Examinations that Focus on Compliance with Form CRS
Form CRS and its related rules require firms to deliver to retail investors a brief customer or client relationship summary that provides information about the firm. Firms must also file their initial relationship summaries (and any amendments) with the SEC using the Central Registration Depository (Web CRD) or Investment Adviser Registration Depository (IARD) as applicable. Firms must and post the current relationship summary on the firm’s public website, if the firm has one. After the compliance date, OCIE will begin examinations to determine compliance with Form CRS. Initial assessments conducted after June 30, 2020 will focus on analyzing if firms have made a good faith effort to implement Form CRS. These examinations of firms with retail investors may include the following areas:
Delivery and Filing
SEC staff may review whether the firm has filed its relationship summary, including any amendments, and whether the relationship summary is posted on the firm’s public website, if any. In addition, they will evaluate the process for delivering the relationship summary to existing and new retail investors. Policies and procedures will also be reviewed to assess whether they address the required relationship summary delivery processes and dates. The staff may examine records of the dates that each relationship summary was provided to retail investors in particular to validate whether the firm has complied with the following delivery obligations:
- Existing Retail Investors. The initial delivery of the relationship summary to existing retail investors by July 30, 2020, 9 and before or at the time of one of the following:
- The opening of a new account that is different from the retail investor’s existing account
- A recommendation of a rollover of assets from a retirement account into a new or existing account or investment
- A recommendation of a new brokerage or investment advisory service or investment that does not necessarily involve the opening of a new account and would not be held in an existing account
- New Retail Investors. The delivery of the relationship summary to new retail investors before or at the earliest of:
- Entering into an investment advisory contract with the retail investor
- A recommendation to a retail investor of an account type, a securities transaction, or an investment strategy involving securities
- Placing an order for the retail investor
- The opening of a brokerage account for the retail investor
- Content. SEC staff may review a firm’s relationship summary to assess whether it includes all required information and contains true and accurate information. The summary may not omit any material facts necessary in order to make the required disclosures, in light of the circumstances under which they were made, not misleading. SEC staff may review relationship summaries for information about:
- How the firm describes the relationships and services it offers to retail investors
- How the firm describes its fees and costs (including disclosures about the principal fees and costs that retail investors will incur, other fees and costs related to services and investments that retail investors will pay directly or indirectly, and examples of the categories of the most common fees and costs applicable to the firm’s retail investors)

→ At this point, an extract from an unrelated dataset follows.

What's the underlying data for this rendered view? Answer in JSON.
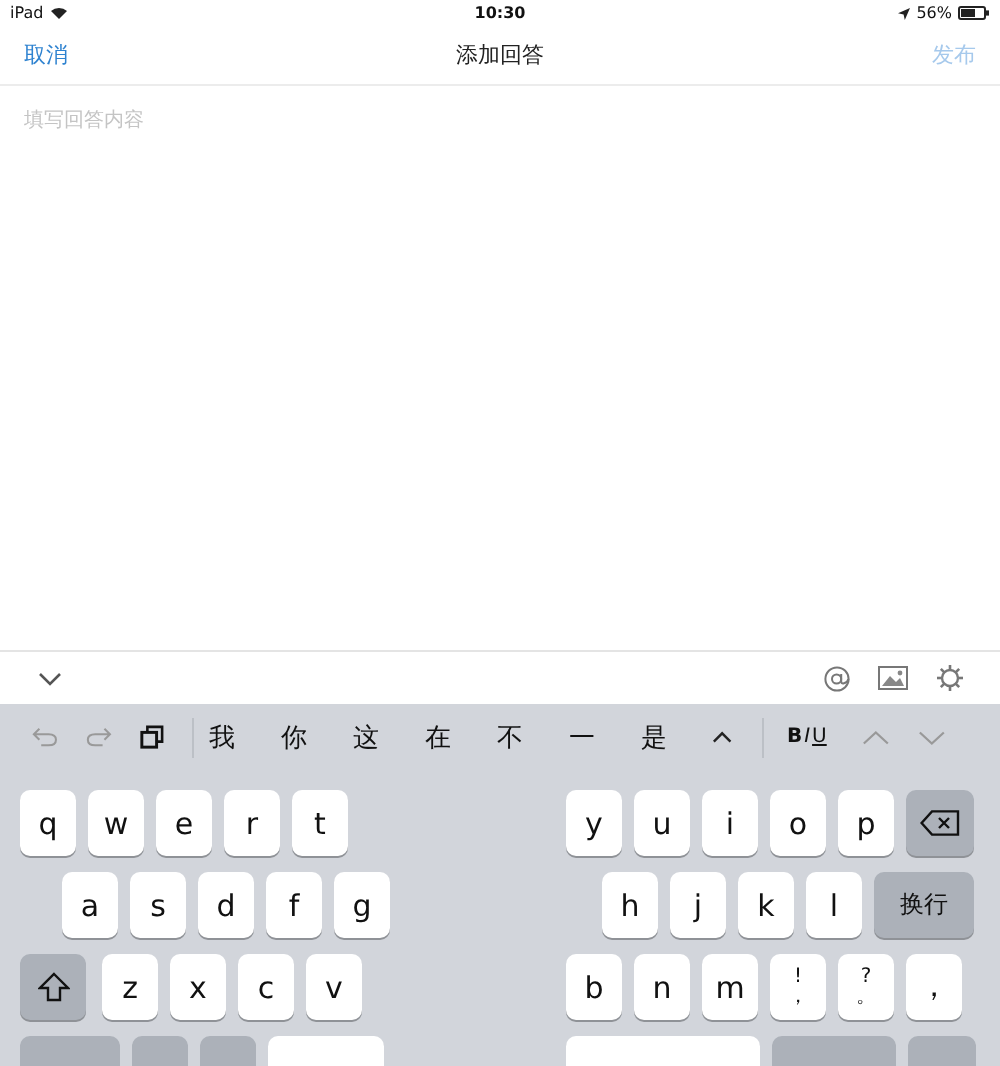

- How the firm describes the manner in which its financial professionals are compensated, including cash and non-cash compensation, and the conflicts of interest those payments create
- How the firm describes its conflicts of interest, including incentives related to proprietary products, third-party payments, revenue sharing, and principal trading
- Whether the firm accurately discloses if it or its financial professionals have legal or disciplinary history
- Formatting. SEC staff may review a firm’s relationship summary to assess whether it is formatted in accordance with the instructions (for example, that it includes particular wording where required, that it uses text features where required, and that it is written in plain English)
- Updates. SEC staff may review a firm’s policies and procedures for updating the relationship summary to assess:
- How and whether a firm updates and files its relationship summary within 30 days after any information becomes materially inaccurate
- How and whether a firm communicates these changes to retail investors within 60 days after the updates are required to be made
- The firm’s process for highlighting to retail investors the most recent changes and including an exhibit highlighting or summarizing material changes with any filed updates
- Recordkeeping. Staff may review the firm’s records related to the delivery of the relationship summary and the policies and procedures regarding record-making and recordkeeping to examine how the firm complies with applicable delivery and recordkeeping obligations.
OCIE encourages firms to assess their implementation plans for Form CRS. This risk alert is intended to empower firms to assess their level of preparedness as the compliance date nears.